Bay Area social and political activists have scheduled two actions in the next few days in support of a pending Jan. 6 Congressional challenge of the Nov. 2 presidential election. 

For the challenge to be heard before Congress, at least one U.S. senator must first support the motion. Wellstone Democratic Club Voting Rights Task Force chair Don Goldmacher said that he has pressed the issue with U.S. Sen. Barbara Boxer’s chief of staff. 

“Boxer is reluctant to step into an issue in another state without being asked,” Goldmacher said. He added that, as far as he knows, “Senator Diane Feinstein’s office isn’t talking with anyone from our side on this issue.” 

On Monday a rally will be held at noon outside of Boxer’s San Francisco office at 1700 Montgomery St. Activists expect to present her with petitions asking her to join in the election challenge. 

The day before, on Sunday, the Berkeley Fellowship of Unitarian Universalists’ (BFUU) Social Justice Committee is holding a Votergate Panel Discussion from 2-4 p.m. at the BFUU Hall at Cedar and Bonita Streets in Berkeley. Scheduled speakers at the BFUU Hall event are lawyer/activist Bill Simpich, “Radical Spirit” author and political commentator Stephen Dinan, and Berkeley City Councilmember Dona Spring. 

The Sunday discussion is about “how the November election was stolen and on the disenfranchisement of American voters, particularly minority voters” , according to Berkeley Peace and Justice Commissioner Phoebe Sorgen, co-chair of the Social Justice Committee of the BFUU, and it is intended to encourage participation in the San Francisco rally the next day. 

Berkeley voting activist Judy Bertelsen said in a statement that participants at the Jan. 3 San Francisco rally “will be seeking to prevent a repeat of the shameful day chronicled in Michael Moore’s film Farenheit 9/11 in which members of the Congressional Black Caucus could find no senator to support their call for a challenge to the results of the 2000 election.”  

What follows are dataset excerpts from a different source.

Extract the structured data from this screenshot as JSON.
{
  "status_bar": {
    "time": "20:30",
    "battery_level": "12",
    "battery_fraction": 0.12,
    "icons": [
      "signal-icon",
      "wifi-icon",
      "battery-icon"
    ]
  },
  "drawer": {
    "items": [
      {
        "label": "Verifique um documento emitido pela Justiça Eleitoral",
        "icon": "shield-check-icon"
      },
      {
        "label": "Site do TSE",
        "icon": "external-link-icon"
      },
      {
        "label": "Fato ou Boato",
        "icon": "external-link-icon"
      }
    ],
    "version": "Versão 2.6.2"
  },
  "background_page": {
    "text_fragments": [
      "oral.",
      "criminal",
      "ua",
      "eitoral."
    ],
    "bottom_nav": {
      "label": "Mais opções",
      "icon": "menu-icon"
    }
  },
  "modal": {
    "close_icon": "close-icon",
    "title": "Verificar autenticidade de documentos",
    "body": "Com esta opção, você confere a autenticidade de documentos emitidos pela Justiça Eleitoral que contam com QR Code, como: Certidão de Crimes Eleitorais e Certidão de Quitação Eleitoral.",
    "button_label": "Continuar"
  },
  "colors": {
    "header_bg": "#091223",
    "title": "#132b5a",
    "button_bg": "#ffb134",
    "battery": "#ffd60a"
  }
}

The rally will focus on complaints of voter suppression and problems with voting machines in Ohio and other parts of the country. 

Rally speakers include Berkeley City Councilmember Max Anderson, United Farm Workers co-founder Dolores Huerta, labor/civil rights attorney Walter Riley, Margot Smith of the Gray Panthers, Michael Eisenscher of U.S. Labor Against the War, Wellstone Democratic Club Voting Rights Task Force chair Don Goldmacher, AFL-CIO S.F. Labor Council executive director Tim Paulson, and Michael Goldstein of the Harvey Milk LBGT Democratic Club of San Francisco. 

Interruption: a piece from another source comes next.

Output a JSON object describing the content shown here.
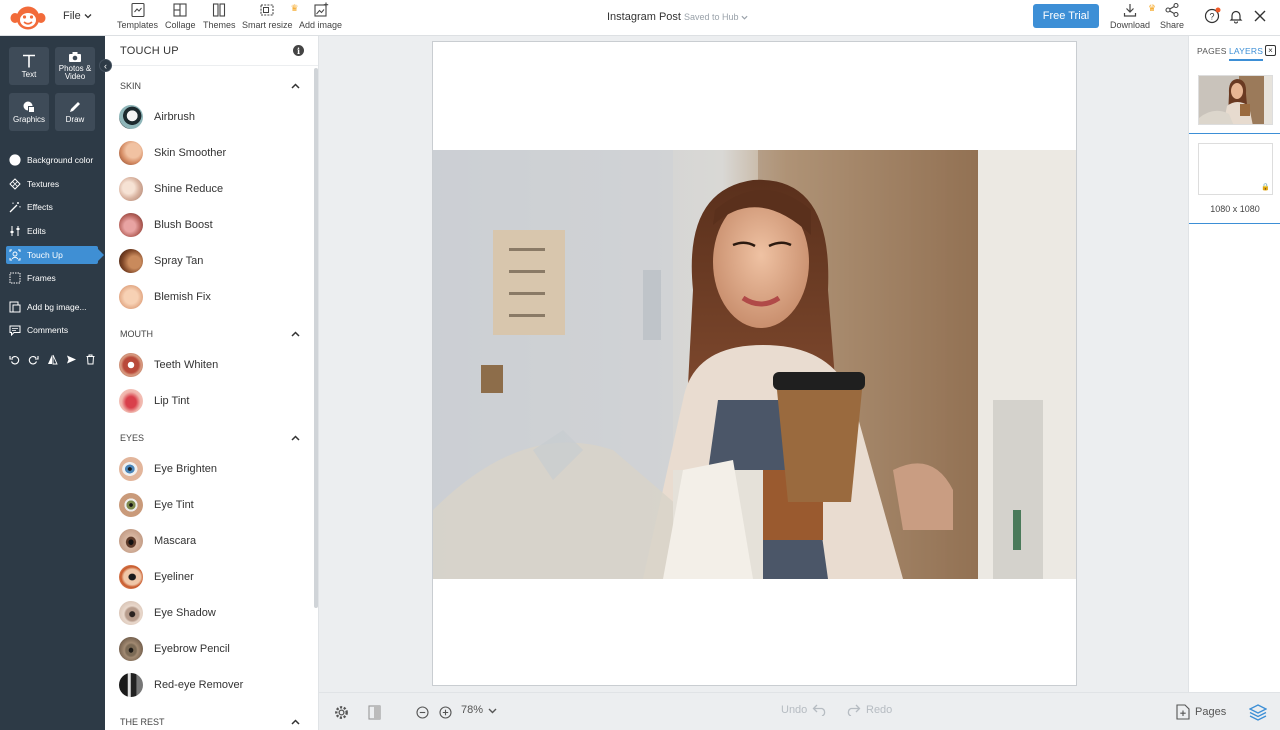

The Monday rally is being co-sponsored by the Wellstone Democratic Renewal Club of the East Bay, the Dean Democratic Club of Silicon Valley, Bay Area United for Peace and Justice, redefeatbush.com, and East Bay Votes. 

“While the chances are slim of overturning the results of the election,” Sorgen said, “we see this as a way to create awareness within the country so that we can move toward meaningful political reform.”